Khunti argued that “we wait far too long” to start diabetes treatment, and that “clinical inertia is a problem throughout the treatment paradigm.”
He presented data from the ACCORD trial showing that among patients with an initial strict glycated hemoglobin target (<6.0%) who were then transitioned to a target of 7.0–7.9%, those with lower pre-transition HbA1c levels were more likely to retain an HbA1c level of less than 6.0% over the following year. Furthermore, data published in early March 2017 showed that failure to achieve target HbA1c levels at 3 months is associated with a 3.70-fold increased odds of not achieving target levels at 24 months, he added.
Davies, on the other hand, pointed out that although physicians must hasten to help their patients, “we also have a real responsibility to do no harm.”
“Protecting the person with diabetes from over medicalization is an important aspect of diabetes care,” she emphasized.
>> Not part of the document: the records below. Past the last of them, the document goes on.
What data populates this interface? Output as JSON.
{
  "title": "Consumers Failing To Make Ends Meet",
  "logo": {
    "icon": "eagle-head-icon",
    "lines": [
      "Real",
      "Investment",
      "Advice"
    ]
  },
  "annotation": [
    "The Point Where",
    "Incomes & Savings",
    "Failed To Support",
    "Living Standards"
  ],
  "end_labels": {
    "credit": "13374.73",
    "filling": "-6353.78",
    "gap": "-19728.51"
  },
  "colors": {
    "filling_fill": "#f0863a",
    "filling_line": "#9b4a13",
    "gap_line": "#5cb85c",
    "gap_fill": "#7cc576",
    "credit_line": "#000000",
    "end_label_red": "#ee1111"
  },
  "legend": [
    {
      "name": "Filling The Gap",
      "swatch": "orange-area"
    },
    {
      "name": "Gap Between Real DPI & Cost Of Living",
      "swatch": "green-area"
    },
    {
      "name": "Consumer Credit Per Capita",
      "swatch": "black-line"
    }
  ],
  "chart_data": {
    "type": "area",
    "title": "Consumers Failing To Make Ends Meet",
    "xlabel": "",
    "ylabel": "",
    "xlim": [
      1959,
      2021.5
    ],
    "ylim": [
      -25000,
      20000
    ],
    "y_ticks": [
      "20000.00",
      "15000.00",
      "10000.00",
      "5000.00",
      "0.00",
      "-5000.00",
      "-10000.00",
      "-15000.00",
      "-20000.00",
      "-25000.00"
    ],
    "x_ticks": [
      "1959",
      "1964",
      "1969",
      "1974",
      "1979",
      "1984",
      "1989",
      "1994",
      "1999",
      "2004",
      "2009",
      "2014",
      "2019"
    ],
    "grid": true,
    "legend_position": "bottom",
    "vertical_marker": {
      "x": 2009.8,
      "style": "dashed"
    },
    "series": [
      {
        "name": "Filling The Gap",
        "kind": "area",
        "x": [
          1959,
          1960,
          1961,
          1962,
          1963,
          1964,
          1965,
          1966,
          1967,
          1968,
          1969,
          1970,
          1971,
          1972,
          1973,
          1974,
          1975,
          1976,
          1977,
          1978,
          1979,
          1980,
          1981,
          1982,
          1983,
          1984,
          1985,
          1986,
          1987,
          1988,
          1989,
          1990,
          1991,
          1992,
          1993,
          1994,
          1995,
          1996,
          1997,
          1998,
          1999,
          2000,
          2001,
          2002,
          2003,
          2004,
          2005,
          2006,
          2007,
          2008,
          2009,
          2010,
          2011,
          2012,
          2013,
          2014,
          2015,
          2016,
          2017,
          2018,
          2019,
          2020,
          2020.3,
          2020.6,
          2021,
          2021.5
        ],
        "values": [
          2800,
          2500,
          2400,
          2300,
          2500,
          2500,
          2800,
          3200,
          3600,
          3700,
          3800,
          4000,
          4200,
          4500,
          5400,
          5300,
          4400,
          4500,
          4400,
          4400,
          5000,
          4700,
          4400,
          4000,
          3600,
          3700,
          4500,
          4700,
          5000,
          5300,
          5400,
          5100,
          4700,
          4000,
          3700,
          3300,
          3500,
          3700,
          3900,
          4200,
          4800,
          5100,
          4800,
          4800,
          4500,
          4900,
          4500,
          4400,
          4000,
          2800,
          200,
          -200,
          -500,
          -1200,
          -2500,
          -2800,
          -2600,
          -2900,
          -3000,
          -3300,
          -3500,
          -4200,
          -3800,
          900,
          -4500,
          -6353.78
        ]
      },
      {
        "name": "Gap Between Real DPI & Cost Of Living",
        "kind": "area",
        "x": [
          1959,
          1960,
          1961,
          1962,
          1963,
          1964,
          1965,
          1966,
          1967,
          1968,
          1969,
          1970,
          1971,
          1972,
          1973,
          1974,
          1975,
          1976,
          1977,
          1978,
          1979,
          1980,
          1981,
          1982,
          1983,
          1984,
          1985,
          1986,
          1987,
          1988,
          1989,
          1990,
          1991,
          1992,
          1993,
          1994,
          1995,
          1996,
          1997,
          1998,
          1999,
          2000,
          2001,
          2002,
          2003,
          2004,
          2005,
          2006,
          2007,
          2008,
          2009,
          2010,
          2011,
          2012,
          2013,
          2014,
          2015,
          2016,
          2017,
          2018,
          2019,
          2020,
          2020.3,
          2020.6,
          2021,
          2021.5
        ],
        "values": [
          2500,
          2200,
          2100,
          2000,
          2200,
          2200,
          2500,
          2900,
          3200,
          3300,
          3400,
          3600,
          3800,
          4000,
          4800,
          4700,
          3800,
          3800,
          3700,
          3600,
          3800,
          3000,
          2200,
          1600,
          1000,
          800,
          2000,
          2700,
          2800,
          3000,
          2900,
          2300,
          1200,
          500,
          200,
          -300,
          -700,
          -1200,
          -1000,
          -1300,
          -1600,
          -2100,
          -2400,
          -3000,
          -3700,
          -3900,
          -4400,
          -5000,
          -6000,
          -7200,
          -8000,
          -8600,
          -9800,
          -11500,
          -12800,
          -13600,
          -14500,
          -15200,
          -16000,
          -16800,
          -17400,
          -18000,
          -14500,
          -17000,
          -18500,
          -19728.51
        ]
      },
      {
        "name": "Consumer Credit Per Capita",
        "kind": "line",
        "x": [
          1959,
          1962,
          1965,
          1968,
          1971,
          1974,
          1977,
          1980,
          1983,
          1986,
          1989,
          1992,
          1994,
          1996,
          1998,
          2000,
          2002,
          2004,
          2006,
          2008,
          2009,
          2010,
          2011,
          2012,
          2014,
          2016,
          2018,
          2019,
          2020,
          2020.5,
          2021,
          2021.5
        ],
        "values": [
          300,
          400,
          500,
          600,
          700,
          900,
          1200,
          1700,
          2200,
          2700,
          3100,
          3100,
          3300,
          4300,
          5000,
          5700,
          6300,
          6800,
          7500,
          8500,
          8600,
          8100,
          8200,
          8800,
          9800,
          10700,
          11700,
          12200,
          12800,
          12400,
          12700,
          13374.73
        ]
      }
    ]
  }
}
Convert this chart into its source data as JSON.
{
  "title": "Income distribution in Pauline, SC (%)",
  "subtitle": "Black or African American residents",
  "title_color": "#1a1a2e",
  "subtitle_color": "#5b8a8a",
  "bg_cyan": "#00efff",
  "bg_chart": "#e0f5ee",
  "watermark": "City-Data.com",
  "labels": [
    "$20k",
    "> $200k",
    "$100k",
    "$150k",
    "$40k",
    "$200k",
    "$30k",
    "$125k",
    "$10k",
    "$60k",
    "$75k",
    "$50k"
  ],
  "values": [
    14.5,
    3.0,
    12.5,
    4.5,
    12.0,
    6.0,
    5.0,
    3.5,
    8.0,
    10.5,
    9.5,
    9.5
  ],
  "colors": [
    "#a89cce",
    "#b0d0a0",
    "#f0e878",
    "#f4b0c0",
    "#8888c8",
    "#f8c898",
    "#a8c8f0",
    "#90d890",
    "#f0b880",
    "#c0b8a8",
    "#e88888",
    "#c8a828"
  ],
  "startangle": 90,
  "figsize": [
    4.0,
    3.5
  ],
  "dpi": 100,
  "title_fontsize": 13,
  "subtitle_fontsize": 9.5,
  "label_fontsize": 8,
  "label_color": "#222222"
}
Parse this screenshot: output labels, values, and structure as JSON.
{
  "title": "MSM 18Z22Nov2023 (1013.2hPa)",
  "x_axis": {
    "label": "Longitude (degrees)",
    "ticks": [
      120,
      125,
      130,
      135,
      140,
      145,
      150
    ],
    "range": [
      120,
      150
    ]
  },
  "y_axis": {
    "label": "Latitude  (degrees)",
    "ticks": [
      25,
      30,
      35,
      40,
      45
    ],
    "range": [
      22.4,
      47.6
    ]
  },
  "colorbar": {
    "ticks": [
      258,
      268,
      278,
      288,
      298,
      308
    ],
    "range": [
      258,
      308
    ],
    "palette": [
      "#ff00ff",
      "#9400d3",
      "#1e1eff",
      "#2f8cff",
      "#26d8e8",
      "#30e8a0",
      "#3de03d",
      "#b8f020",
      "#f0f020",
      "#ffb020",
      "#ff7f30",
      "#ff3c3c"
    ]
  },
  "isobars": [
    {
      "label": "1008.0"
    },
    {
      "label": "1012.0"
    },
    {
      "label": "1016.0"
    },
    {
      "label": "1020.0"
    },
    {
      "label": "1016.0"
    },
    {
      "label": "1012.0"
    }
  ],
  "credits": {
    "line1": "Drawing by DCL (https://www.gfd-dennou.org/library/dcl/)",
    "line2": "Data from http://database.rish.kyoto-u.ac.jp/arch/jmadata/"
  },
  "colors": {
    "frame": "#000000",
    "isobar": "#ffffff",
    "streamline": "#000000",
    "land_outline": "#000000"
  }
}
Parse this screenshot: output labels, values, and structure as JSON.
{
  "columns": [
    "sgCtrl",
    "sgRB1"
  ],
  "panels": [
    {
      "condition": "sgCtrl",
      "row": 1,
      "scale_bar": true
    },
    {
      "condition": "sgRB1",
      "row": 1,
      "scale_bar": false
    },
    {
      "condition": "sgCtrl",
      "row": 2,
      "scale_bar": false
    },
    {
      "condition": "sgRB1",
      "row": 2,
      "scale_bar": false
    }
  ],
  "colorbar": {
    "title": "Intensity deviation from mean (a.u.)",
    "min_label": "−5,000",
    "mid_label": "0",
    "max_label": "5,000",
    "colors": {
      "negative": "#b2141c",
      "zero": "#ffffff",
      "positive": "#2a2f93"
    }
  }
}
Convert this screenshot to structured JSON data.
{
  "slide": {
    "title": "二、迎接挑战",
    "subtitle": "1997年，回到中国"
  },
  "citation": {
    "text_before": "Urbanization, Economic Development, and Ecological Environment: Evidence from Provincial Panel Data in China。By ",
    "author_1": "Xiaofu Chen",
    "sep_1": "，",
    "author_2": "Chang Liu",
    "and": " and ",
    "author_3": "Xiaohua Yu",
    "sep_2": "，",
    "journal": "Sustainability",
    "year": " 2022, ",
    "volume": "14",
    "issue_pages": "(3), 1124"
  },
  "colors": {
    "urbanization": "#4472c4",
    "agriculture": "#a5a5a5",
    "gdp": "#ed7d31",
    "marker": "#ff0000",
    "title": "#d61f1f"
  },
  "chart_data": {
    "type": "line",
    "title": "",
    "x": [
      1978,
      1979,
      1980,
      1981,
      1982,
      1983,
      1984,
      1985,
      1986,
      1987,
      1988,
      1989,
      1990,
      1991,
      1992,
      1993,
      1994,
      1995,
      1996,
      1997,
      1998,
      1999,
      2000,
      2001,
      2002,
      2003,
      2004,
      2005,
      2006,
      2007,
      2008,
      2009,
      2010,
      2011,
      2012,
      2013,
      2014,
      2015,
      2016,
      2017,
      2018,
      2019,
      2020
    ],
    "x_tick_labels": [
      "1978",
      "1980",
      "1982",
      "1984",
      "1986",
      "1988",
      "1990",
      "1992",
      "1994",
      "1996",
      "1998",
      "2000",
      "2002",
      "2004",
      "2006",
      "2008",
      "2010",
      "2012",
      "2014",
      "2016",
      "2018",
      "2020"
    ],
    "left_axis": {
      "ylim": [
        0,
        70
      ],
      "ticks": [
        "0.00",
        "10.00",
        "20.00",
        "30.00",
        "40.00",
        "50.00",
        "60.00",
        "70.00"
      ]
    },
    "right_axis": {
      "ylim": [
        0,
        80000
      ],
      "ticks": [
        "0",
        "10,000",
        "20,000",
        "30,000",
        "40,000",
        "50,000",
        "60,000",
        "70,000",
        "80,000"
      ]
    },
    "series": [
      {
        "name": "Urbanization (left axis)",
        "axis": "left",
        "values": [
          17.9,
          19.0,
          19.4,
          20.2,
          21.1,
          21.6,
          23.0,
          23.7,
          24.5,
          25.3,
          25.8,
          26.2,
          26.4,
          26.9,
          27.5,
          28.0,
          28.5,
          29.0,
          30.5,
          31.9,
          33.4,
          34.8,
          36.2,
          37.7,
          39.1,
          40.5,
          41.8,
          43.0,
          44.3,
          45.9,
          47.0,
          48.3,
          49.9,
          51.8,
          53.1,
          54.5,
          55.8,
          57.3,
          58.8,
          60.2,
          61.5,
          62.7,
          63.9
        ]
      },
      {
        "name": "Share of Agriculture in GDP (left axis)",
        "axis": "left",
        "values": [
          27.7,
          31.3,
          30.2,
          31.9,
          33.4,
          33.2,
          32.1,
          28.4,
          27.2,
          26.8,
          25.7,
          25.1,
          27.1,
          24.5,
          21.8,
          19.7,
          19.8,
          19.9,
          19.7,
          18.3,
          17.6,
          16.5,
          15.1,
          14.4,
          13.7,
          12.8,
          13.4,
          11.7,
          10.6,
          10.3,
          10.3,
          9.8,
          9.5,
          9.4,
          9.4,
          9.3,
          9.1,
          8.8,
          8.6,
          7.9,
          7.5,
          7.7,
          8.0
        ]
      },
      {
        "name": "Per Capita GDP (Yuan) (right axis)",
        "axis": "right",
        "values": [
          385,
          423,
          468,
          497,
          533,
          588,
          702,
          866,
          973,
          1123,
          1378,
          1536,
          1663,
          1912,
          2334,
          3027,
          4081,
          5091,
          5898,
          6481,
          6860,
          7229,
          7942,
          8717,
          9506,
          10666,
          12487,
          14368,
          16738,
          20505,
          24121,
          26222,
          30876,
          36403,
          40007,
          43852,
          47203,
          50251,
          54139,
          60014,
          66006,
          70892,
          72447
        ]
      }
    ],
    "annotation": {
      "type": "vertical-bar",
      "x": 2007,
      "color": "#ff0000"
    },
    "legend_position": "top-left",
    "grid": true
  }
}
She explained that in a US study, patients who underwent excessive HbA1c testing were 1.35 times as likely to undergo diabetes treatment despite normal HbA1c results compared with those undergoing guideline-recommended testing. Moreover, excessive testing in type 2 diabetes “contributes to the growing problem of waste in healthcare,” she said.
Whereas Khunti said that evidence for overtreatment is “limited to a small patient group,” namely elderly people, Davies noted that the HAT study showed that hypoglycemia is significantly underreported in the elderly. She also pointed out that many older people with type 2 diabetes and dementia are at high risk of hypoglycemia associated with intense diabetes treatment.
Davies also said that nonadherence is “a problem of epic proportions,” and “we are focusing on the wrong problem if we think that just prescribing more drugs will heal things.”
Following an audience discussion covering lack of information in the guidelines about when to deintensify therapy and the need for lifestyle interventions to prevent type 2 diabetes in the first place rather than “seeing medications as the solution”, Davies conceded that “the truth of the matter is that both [clinical inertia and overtreatment] are a problem.”
“There is a huge gap in terms of people not getting to target and having poor outcomes, but simply prescribing things sooner is not going to solve that,” she concluded.